Plumetis ne se laissa pas démonter. Il fit tournoyer une plume comme une baguette et déclara : « Règle du ballet plume : on saute sur une patte, on fait mine d'être un nuage, et si le vent vous emporte, vous revenez en sautillant. » Il bondit avec une grâce si dramatique que les écureuils firent des claquettes.

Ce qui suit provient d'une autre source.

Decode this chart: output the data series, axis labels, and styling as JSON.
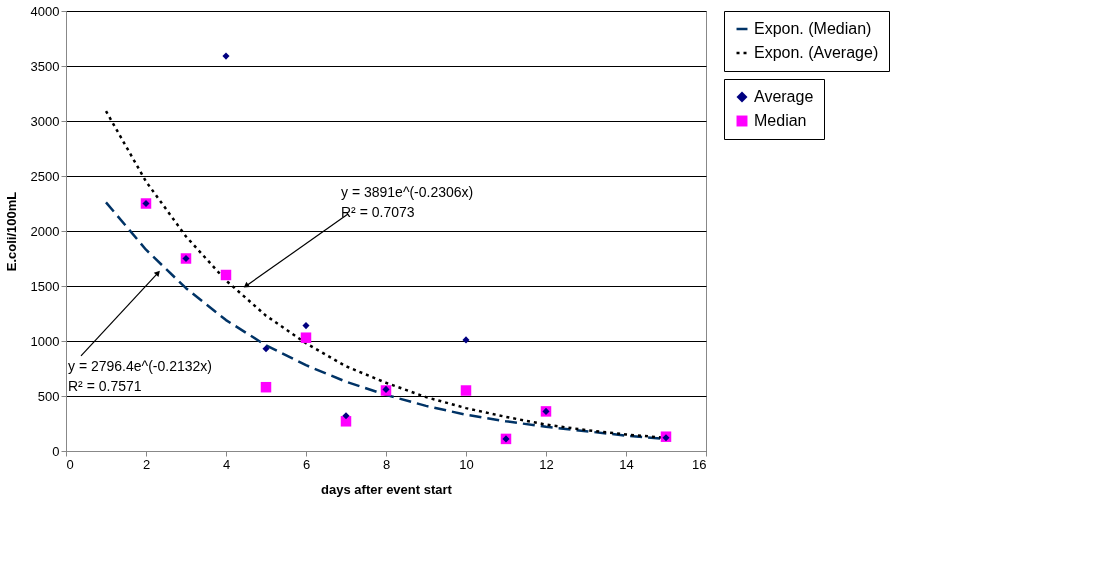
{
  "chart_data": {
    "type": "scatter",
    "xlabel": "days after event start",
    "ylabel": "E.coli/100mL",
    "xlim": [
      0,
      16
    ],
    "xticks": [
      0,
      2,
      4,
      6,
      8,
      10,
      12,
      14,
      16
    ],
    "ylim": [
      0,
      4000
    ],
    "yticks": [
      0,
      500,
      1000,
      1500,
      2000,
      2500,
      3000,
      3500,
      4000
    ],
    "grid": "y",
    "legend": "right",
    "series": [
      {
        "name": "Average",
        "marker": "diamond",
        "color": "#000080",
        "x": [
          2,
          3,
          4,
          5,
          6,
          7,
          8,
          10,
          11,
          12,
          15
        ],
        "values": [
          2250,
          1750,
          3590,
          930,
          1140,
          320,
          560,
          1010,
          110,
          360,
          120
        ]
      },
      {
        "name": "Median",
        "marker": "square",
        "color": "#ff00ff",
        "x": [
          2,
          3,
          4,
          5,
          6,
          7,
          8,
          10,
          11,
          12,
          15
        ],
        "values": [
          2250,
          1750,
          1600,
          580,
          1030,
          270,
          550,
          550,
          110,
          360,
          130
        ]
      },
      {
        "name": "Expon. (Median)",
        "type": "line",
        "line_style": "dashed",
        "color": "#003366",
        "x": [
          1,
          2,
          3,
          4,
          5,
          6,
          7,
          8,
          9,
          10,
          11,
          12,
          13,
          14,
          15
        ],
        "values": [
          2260,
          1830,
          1480,
          1190,
          960,
          780,
          630,
          510,
          410,
          330,
          270,
          220,
          180,
          140,
          110
        ]
      },
      {
        "name": "Expon. (Average)",
        "type": "line",
        "line_style": "dotted",
        "color": "#000000",
        "x": [
          1,
          2,
          3,
          4,
          5,
          6,
          7,
          8,
          9,
          10,
          11,
          12,
          13,
          14,
          15
        ],
        "values": [
          3090,
          2450,
          1950,
          1550,
          1230,
          980,
          770,
          620,
          490,
          390,
          310,
          240,
          190,
          150,
          120
        ]
      }
    ],
    "annotations": [
      {
        "text": "y = 3891e^(-0.2306x)\nR² = 0.7073",
        "x": 4.5,
        "y": 1500
      },
      {
        "text": "y = 2796.4e^(-0.2132x)\nR² = 0.7571",
        "x": 2.3,
        "y": 1620
      }
    ]
  }
}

À chaque proposition, les animaux trouvaient des façons plus loufoques de jouer : la règle du gnou qui chante à l'envers, la règle du hérisson qui fait des chatouilles, la règle de la grenouille qui parle en poèmes. Les idées jaillissaient comme des bulles de savon. Gala, elle, utilisait son cou d'inventeur : elle accrochait des ficelles, des feuilles, un petit sifflet, et en un clin d'œil, transformait une règle en machine à rigolades.
Un moment, la feuille se perdit dans un bond. Tout le monde chercha. Gala, maligne, leva son long cou et dit : « Stop ! Nouvelle règle : la feuille cachée donne un indice. Celui qui devine doit faire une révérence de moustache. » Les moustaches se firent, et un petit hérisson fit la révérence la plus épineuse de l'histoire.
Le silence heureux
Après des éclats de rire qui résonnaient comme des cloches de comptine, un événement important survint : la feuille, qui avait roulé dans un tapis de mousse, cessa enfin de bouger. Tous se turent, le temps suspendu comme un saut d'écureuil. Gala s'approcha doucement. Elle regarda Maestro Plumetis dans les yeux, qui, pour la première fois depuis le début, posa sa plume sur une patte en signe de paix.

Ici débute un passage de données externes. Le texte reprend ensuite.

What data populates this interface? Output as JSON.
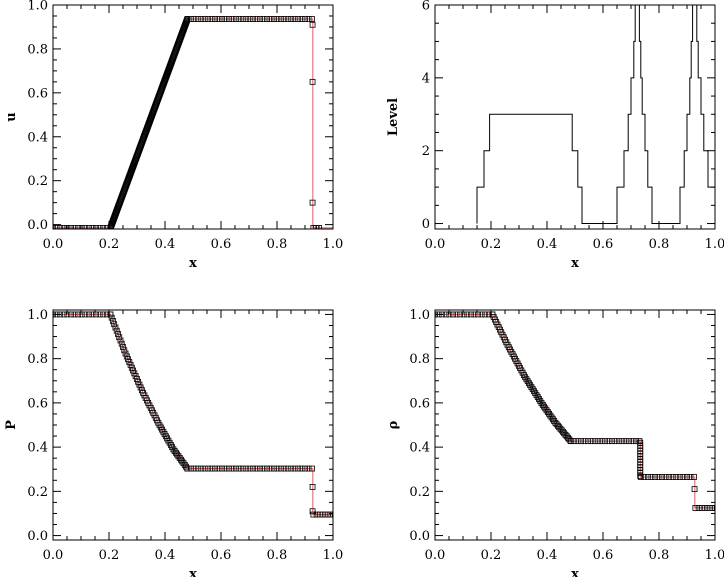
{
  "chart_data": [
    {
      "type": "scatter",
      "xlabel": "x",
      "ylabel": "u",
      "xlim": [
        0,
        1
      ],
      "ylim": [
        -0.02,
        1.0
      ],
      "xticks": [
        "0.0",
        "0.2",
        "0.4",
        "0.6",
        "0.8",
        "1.0"
      ],
      "yticks": [
        0,
        0.2,
        0.4,
        0.6,
        0.8,
        1.0
      ],
      "yticklabels": [
        "0.0",
        "0.2",
        "0.4",
        "0.6",
        "0.8",
        "1.0"
      ],
      "series": [
        {
          "style": "line",
          "color": "#e06060",
          "x": [
            0.0,
            0.205,
            0.48,
            0.928,
            0.928,
            1.0
          ],
          "y": [
            -0.015,
            -0.015,
            0.936,
            0.936,
            -0.015,
            -0.015
          ]
        },
        {
          "style": "markers",
          "color": "#000000",
          "segments": [
            {
              "x0": 0.0,
              "x1": 0.205,
              "y0": -0.015,
              "y1": -0.015,
              "step": 0.0125
            },
            {
              "x0": 0.205,
              "x1": 0.48,
              "y0": -0.015,
              "y1": 0.936,
              "step": 0.0045
            },
            {
              "x0": 0.48,
              "x1": 0.925,
              "y0": 0.936,
              "y1": 0.936,
              "step": 0.0125
            }
          ],
          "points": {
            "x": [
              0.927,
              0.927,
              0.927,
              0.93,
              0.94,
              0.95
            ],
            "y": [
              0.91,
              0.65,
              0.1,
              -0.015,
              -0.015,
              -0.015
            ]
          }
        }
      ]
    },
    {
      "type": "line",
      "xlabel": "x",
      "ylabel": "Level",
      "xlim": [
        0,
        1
      ],
      "ylim": [
        -0.15,
        6
      ],
      "xticks": [
        "0.0",
        "0.2",
        "0.4",
        "0.6",
        "0.8",
        "1.0"
      ],
      "yticks": [
        0,
        2,
        4,
        6
      ],
      "yticklabels": [
        "0",
        "2",
        "4",
        "6"
      ],
      "series": [
        {
          "style": "step",
          "color": "#000000",
          "x": [
            0.15,
            0.15,
            0.175,
            0.175,
            0.195,
            0.195,
            0.215,
            0.215,
            0.49,
            0.49,
            0.51,
            0.51,
            0.525,
            0.525,
            0.55,
            0.55,
            0.65,
            0.65,
            0.675,
            0.675,
            0.69,
            0.69,
            0.7,
            0.7,
            0.71,
            0.71,
            0.715,
            0.715,
            0.72,
            0.72,
            0.725,
            0.725,
            0.73,
            0.73,
            0.735,
            0.735,
            0.74,
            0.74,
            0.75,
            0.75,
            0.76,
            0.76,
            0.775,
            0.775,
            0.8,
            0.8,
            0.875,
            0.875,
            0.89,
            0.89,
            0.9,
            0.9,
            0.91,
            0.91,
            0.915,
            0.915,
            0.92,
            0.92,
            0.925,
            0.925,
            0.93,
            0.93,
            0.935,
            0.935,
            0.94,
            0.94,
            0.95,
            0.95,
            0.96,
            0.96,
            0.975,
            0.975,
            1.0
          ],
          "y": [
            0,
            1,
            1,
            2,
            2,
            3,
            3,
            3,
            3,
            2,
            2,
            1,
            1,
            0,
            0,
            0,
            0,
            1,
            1,
            2,
            2,
            3,
            3,
            4,
            4,
            5,
            5,
            6,
            6,
            6,
            6,
            6,
            6,
            5,
            5,
            4,
            4,
            3,
            3,
            2,
            2,
            1,
            1,
            0,
            0,
            0,
            0,
            1,
            1,
            2,
            2,
            3,
            3,
            4,
            4,
            5,
            5,
            6,
            6,
            6,
            6,
            6,
            6,
            5,
            5,
            4,
            4,
            3,
            3,
            2,
            2,
            1,
            1
          ]
        }
      ]
    },
    {
      "type": "scatter",
      "xlabel": "x",
      "ylabel": "P",
      "xlim": [
        0,
        1
      ],
      "ylim": [
        -0.02,
        1.02
      ],
      "xticks": [
        "0.0",
        "0.2",
        "0.4",
        "0.6",
        "0.8",
        "1.0"
      ],
      "yticks": [
        0,
        0.2,
        0.4,
        0.6,
        0.8,
        1.0
      ],
      "yticklabels": [
        "0.0",
        "0.2",
        "0.4",
        "0.6",
        "0.8",
        "1.0"
      ],
      "series": [
        {
          "style": "line",
          "color": "#e06060",
          "x": [
            0.0,
            0.205,
            0.26,
            0.32,
            0.38,
            0.43,
            0.48,
            0.928,
            0.928,
            1.0
          ],
          "y": [
            1.0,
            1.0,
            0.82,
            0.65,
            0.5,
            0.39,
            0.303,
            0.303,
            0.095,
            0.095
          ]
        },
        {
          "style": "markers",
          "color": "#000000",
          "segments": [
            {
              "x0": 0.0,
              "x1": 0.205,
              "y0": 1.0,
              "y1": 1.0,
              "step": 0.0125
            },
            {
              "x0": 0.48,
              "x1": 0.925,
              "y0": 0.303,
              "y1": 0.303,
              "step": 0.0125
            },
            {
              "x0": 0.93,
              "x1": 1.0,
              "y0": 0.095,
              "y1": 0.095,
              "step": 0.0125
            }
          ],
          "curve": {
            "x": [
              0.205,
              0.26,
              0.32,
              0.38,
              0.43,
              0.48
            ],
            "y": [
              1.0,
              0.82,
              0.65,
              0.5,
              0.39,
              0.303
            ],
            "step": 0.0045
          },
          "points": {
            "x": [
              0.927,
              0.927
            ],
            "y": [
              0.22,
              0.11
            ]
          }
        }
      ]
    },
    {
      "type": "scatter",
      "xlabel": "x",
      "ylabel": "ρ",
      "xlim": [
        0,
        1
      ],
      "ylim": [
        -0.02,
        1.02
      ],
      "xticks": [
        "0.0",
        "0.2",
        "0.4",
        "0.6",
        "0.8",
        "1.0"
      ],
      "yticks": [
        0,
        0.2,
        0.4,
        0.6,
        0.8,
        1.0
      ],
      "yticklabels": [
        "0.0",
        "0.2",
        "0.4",
        "0.6",
        "0.8",
        "1.0"
      ],
      "series": [
        {
          "style": "line",
          "color": "#e06060",
          "x": [
            0.0,
            0.205,
            0.26,
            0.32,
            0.38,
            0.43,
            0.485,
            0.733,
            0.733,
            0.928,
            0.928,
            1.0
          ],
          "y": [
            1.0,
            1.0,
            0.86,
            0.72,
            0.6,
            0.51,
            0.427,
            0.427,
            0.265,
            0.265,
            0.125,
            0.125
          ]
        },
        {
          "style": "markers",
          "color": "#000000",
          "segments": [
            {
              "x0": 0.0,
              "x1": 0.205,
              "y0": 1.0,
              "y1": 1.0,
              "step": 0.0125
            },
            {
              "x0": 0.485,
              "x1": 0.73,
              "y0": 0.427,
              "y1": 0.427,
              "step": 0.0125
            },
            {
              "x0": 0.733,
              "x1": 0.733,
              "y0": 0.42,
              "y1": 0.27,
              "step": 0.012
            },
            {
              "x0": 0.735,
              "x1": 0.925,
              "y0": 0.265,
              "y1": 0.265,
              "step": 0.0125
            },
            {
              "x0": 0.93,
              "x1": 1.0,
              "y0": 0.125,
              "y1": 0.125,
              "step": 0.0125
            }
          ],
          "curve": {
            "x": [
              0.205,
              0.26,
              0.32,
              0.38,
              0.43,
              0.485
            ],
            "y": [
              1.0,
              0.86,
              0.72,
              0.6,
              0.51,
              0.427
            ],
            "step": 0.0045
          },
          "points": {
            "x": [
              0.927
            ],
            "y": [
              0.21
            ]
          }
        }
      ]
    }
  ]
}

« Tu es ingénieuse, Gala », murmura-t-il, et sa voix ressemblait à un petit gong poli.
Gala sourit, ses taches pétillèrent. « Et toi, Plumetis, tu as appris à voler sans vent. » Les deux se donnèrent une tape amicale — un coup de tête pour la girafe, un battement de plumes pour le dresseur — et tout le cercle applaudit en silence, comme si les mains n'avaient plus besoin de bruit pour dire bravo.
Les animaux se dispersèrent, chacun emportant avec soi une règle farfelue et une histoire de plus dans son cœur. Gala rencontra le coucher du soleil avec un dernier petit saut imité d'une danse de pluie. Maestro raccompagna sa plume, l'air moins rigide, un sourire comme une plume tombée doucement.
La clairière retrouva sa paix. Une brise légère passa, fit frissonner les feuilles, et on entendit — rien. Un silence doux, plein de contentement, comme un livre posé après une histoire racontée. Gala posa sa feuille près d'un caillou et, avec un soupir de joie, contempla le ciel.
Tout était calme. Le silence était heureux.